Assim, o Artigo 3º. Inciso IV Lei 8009 de 1990 informa que a impenhorabilidade não se aplica “pela cobrança de imposto, predial, territorial, taxas e contribuições devidas em função do imóvel familiar;”. Essa situação destoa totalmente do que apregoa a dignidade da pessoa humana e o fim da lei fica limitado a um “calcanhar de Aquiles”, pois governo atua totalmente desleal com os fundamentos da lei.

Outro caso intercorrente é a divida referente à empregada domestica, que está no inciso “I” do artigo supramencionado, mas neste caso figura-se na balança dois “pesos pesados”, pois de uma lado esta o direito da domestica e do outro a impenhorabilidade garantida pelo bem de família. Tratar referido direito trabalhista é uma questão inerente à vida, já que convola-se em receber as prestações trabalhistas, para atender ao aspecto alimentar, no entanto, não cabe aqui deslocar a questão para o bem de família, pois faz parte de sua garantia a impenhorabilidade.

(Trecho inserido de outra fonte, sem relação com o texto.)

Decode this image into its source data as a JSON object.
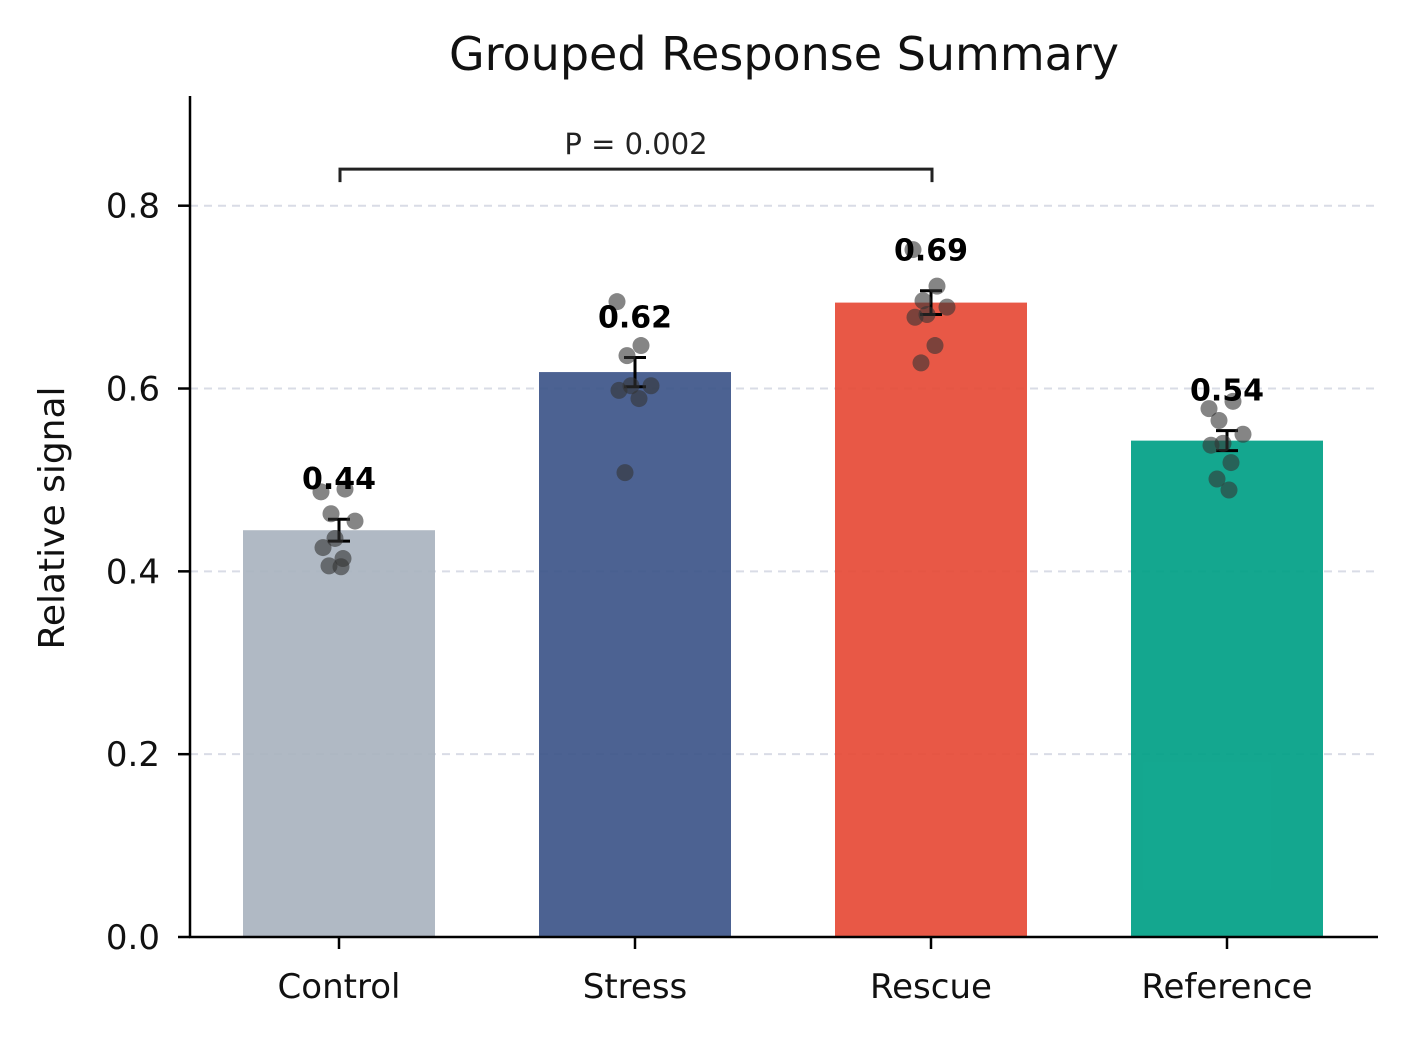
{
  "chart_data": {
    "type": "bar",
    "title": "Grouped Response Summary",
    "xlabel": "",
    "ylabel": "Relative signal",
    "ylim": [
      0,
      0.92
    ],
    "yticks": [
      0.0,
      0.2,
      0.4,
      0.6,
      0.8
    ],
    "ytick_labels": [
      "0.0",
      "0.2",
      "0.4",
      "0.6",
      "0.8"
    ],
    "grid": "horizontal dashed",
    "categories": [
      "Control",
      "Stress",
      "Rescue",
      "Reference"
    ],
    "values": [
      0.445,
      0.618,
      0.694,
      0.543
    ],
    "value_labels": [
      "0.44",
      "0.62",
      "0.69",
      "0.54"
    ],
    "errors": [
      0.012,
      0.016,
      0.013,
      0.011
    ],
    "colors": [
      "#a9b3bf",
      "#3d5589",
      "#e64a36",
      "#00a086"
    ],
    "points": [
      [
        0.487,
        0.49,
        0.463,
        0.455,
        0.436,
        0.426,
        0.414,
        0.406,
        0.405
      ],
      [
        0.695,
        0.647,
        0.636,
        0.603,
        0.603,
        0.598,
        0.589,
        0.508
      ],
      [
        0.752,
        0.712,
        0.696,
        0.689,
        0.681,
        0.678,
        0.647,
        0.628
      ],
      [
        0.578,
        0.586,
        0.565,
        0.55,
        0.54,
        0.538,
        0.519,
        0.501,
        0.489
      ]
    ],
    "significance": {
      "from": "Control",
      "to": "Rescue",
      "label": "P = 0.002",
      "y": 0.84
    }
  }
}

Assim, propomos a retificação desta possibilidade, para inviabilizar a penhora do imóvel. Entendo que este inciso contradiz amplamente o que deveria assegurar o Estado Democrático de Direito

O que de certo queda-se verificar é a importância da interpretação do instituto do Bem de Família com relevante atenção, visto sua importância. Entendemos que este é uma das vicissitudes no patrimônio mínimo, convolando-se numa crescente assertiva na verificação fática da melhor atitude a se tomar, vislumbrando menos a letra fria e incólume da lei, buscando atualiza-se com a dinâmica social, sempre em busca da dignidade da pessoa humana.